Partageant ce constat de l’inadéquation des conflits de classes au nouveau contexte social (Lamoureux et al., 2008 : 33), plusieurs acteurs et actrices communautaires désireux de trouver des solutions à la crise économique des années 1980 ont donc été à l’origine de nouvelles initiatives visant à investir le champ de l’économie dans le but d’en influencer le développement. De cette manière, ces groupes souhaitaient que les simples citoyens cessent de subir les décisions prises par d’autres, en prenant part plus activement à celles-ci. Ce parti pris en faveur d’une plus grande démocratie ne constitue pas en soi un changement d’orientation profond, puisque ce principe était déjà au coeur de l’action des premiers comités de citoyens formés dans les années 1960. La nouveauté de ces pratiques tenait plutôt à la manière dont ces groupes communautaires envisageaient la démocratie.

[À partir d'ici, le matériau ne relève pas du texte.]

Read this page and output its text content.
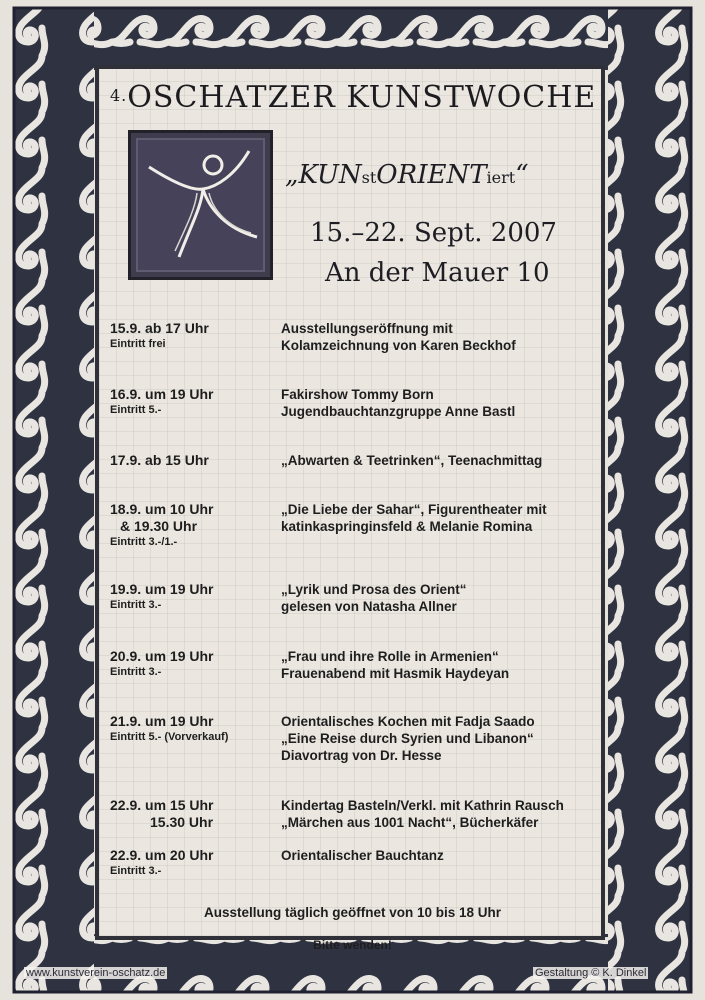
$^{4.}$OSCHATZER KUNSTWOCHE
„KUNstORIENTiert“
15.–22. Sept. 2007
An der Mauer 10
15.9. ab 17 Uhr
Eintritt frei
Ausstellungseröffnung mit
Kolamzeichnung von Karen Beckhof
16.9. um 19 Uhr
Eintritt 5.-
Fakirshow Tommy Born
Jugendbauchtanzgruppe Anne Bastl
17.9. ab 15 Uhr	„Abwarten & Teetrinken“, Teenachmittag
18.9. um 10 Uhr
& 19.30 Uhr
Eintritt 3.-/1.-
„Die Liebe der Sahar“, Figurentheater mit
katinkaspringinsfeld & Melanie Romina
19.9. um 19 Uhr
Eintritt 3.-
„Lyrik und Prosa des Orient“
gelesen von Natasha Allner
20.9. um 19 Uhr
Eintritt 3.-
„Frau und ihre Rolle in Armenien“
Frauenabend mit Hasmik Haydeyan
21.9. um 19 Uhr
Eintritt 5.- (Vorverkauf)
Orientalisches Kochen mit Fadja Saado
„Eine Reise durch Syrien und Libanon“
Diavortrag von Dr. Hesse
22.9. um 15 Uhr
15.30 Uhr
Kindertag Basteln/Verkl. mit Kathrin Rausch
„Märchen aus 1001 Nacht“, Bücherkäfer
22.9. um 20 Uhr
Eintritt 3.-
Orientalischer Bauchtanz
Ausstellung täglich geöffnet von 10 bis 18 Uhr
Bitte wenden!
www.kunstverein-oschatz.de	Gestaltung © K. Dinkel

En effet, ceux-ci estimaient que le pouvoir de décision qu’ils réclamaient pouvait désormais s’obtenir par la formation d’alliances plurielles qui leur vaudraient un droit de regard sur les questions économiques. Ces alliances fonderaient leur légitimité dans leur représentativité, c’est-à-dire dans le fait qu’elles rassemblent les principaux acteurs d’une communauté. Cette démarche axée sur la concertation aurait non seulement l’avantage de mettre toutes les « forces vives » d’une communauté à contribution dans la prise en charge de son développement (Bélanger et Lévesque, 1992 : 738), mais aussi de produire des consensus résultant de la participation égalitaire de chacune d’elles[3].

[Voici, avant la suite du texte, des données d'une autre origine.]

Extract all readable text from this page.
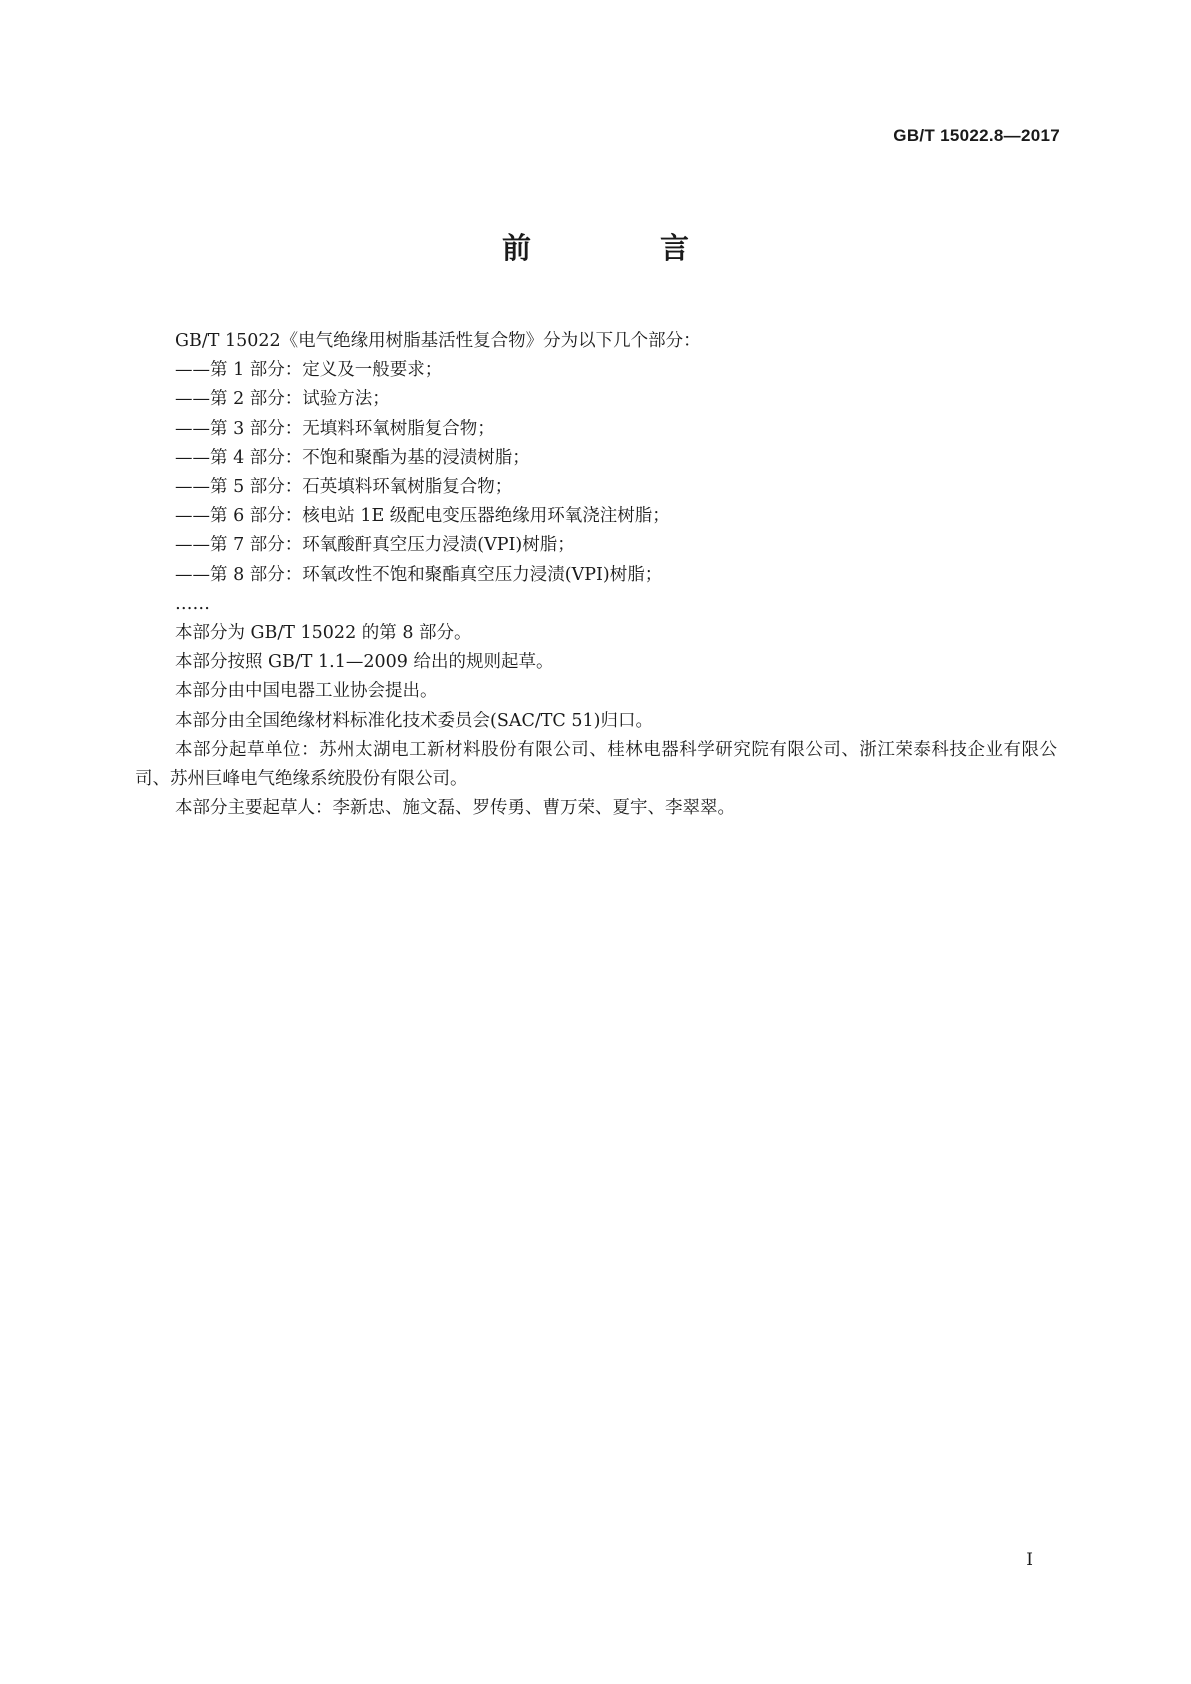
GB/T 15022.8—2017
前　言

GB/T 15022《电气绝缘用树脂基活性复合物》分为以下几个部分：

——第 1 部分：定义及一般要求；

——第 2 部分：试验方法；

——第 3 部分：无填料环氧树脂复合物；

——第 4 部分：不饱和聚酯为基的浸渍树脂；

——第 5 部分：石英填料环氧树脂复合物；

——第 6 部分：核电站 1E 级配电变压器绝缘用环氧浇注树脂；

——第 7 部分：环氧酸酐真空压力浸渍(VPI)树脂；

——第 8 部分：环氧改性不饱和聚酯真空压力浸渍(VPI)树脂；

……

本部分为 GB/T 15022 的第 8 部分。

本部分按照 GB/T 1.1—2009 给出的规则起草。

本部分由中国电器工业协会提出。

本部分由全国绝缘材料标准化技术委员会(SAC/TC 51)归口。

本部分起草单位：苏州太湖电工新材料股份有限公司、桂林电器科学研究院有限公司、浙江荣泰科技企业有限公司、苏州巨峰电气绝缘系统股份有限公司。

本部分主要起草人：李新忠、施文磊、罗传勇、曹万荣、夏宇、李翠翠。

I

À Montréal, les premières expériences de pratiques communautaires inspirées de cet idéal de participation et de concertation voient le jour avec la mise sur pied des corporations de développement économique et communautaire (CDEC). Les CDEC sont des organismes de développement local qui regroupent des représentants de tous les secteurs d’activité : secteur public, gens d’affaires, syndicats et groupes communautaires. Elles ont d’abord été créées dans des quartiers fortement affectés par la crise économique, la désindustrialisation et l’exode vers les banlieues. Ces organismes devaient répondre au désir exprimé par certains groupes communautaires implantés dans ces milieux d’élaborer des solutions soutenues par l’ensemble de la communauté aux problèmes criants de chômage et de sous-investissement qui y sévissaient. La première CDEC a vu le jour dans le Sud-Ouest de Montréal où certains organismes déjà engagés dans le développement économique communautaire et regroupés au sein du Programme économique de Pointe-Saint-Charles (PEP) ont alors décidé d’unir leurs efforts à ceux d’une instance de concertation patronale-syndicale, le Comité pour la relance de l’économie et de l’emploi du Sud-Ouest de Montréal (CREESOM), pour former en 1989 l’organisation que l’on connaît mieux aujourd’hui sous le nom de Regroupement économique et social du Sud-Ouest (RESO)[4]. En plus de ses membres fondateurs, le RESO regroupe des représentants et représentantes du secteur culturel, des élus municipaux, des travailleurs autonomes, les institutions de la santé et de l’éducation ainsi que la députée provinciale (qui n’y a cependant pas de droit de vote)[5].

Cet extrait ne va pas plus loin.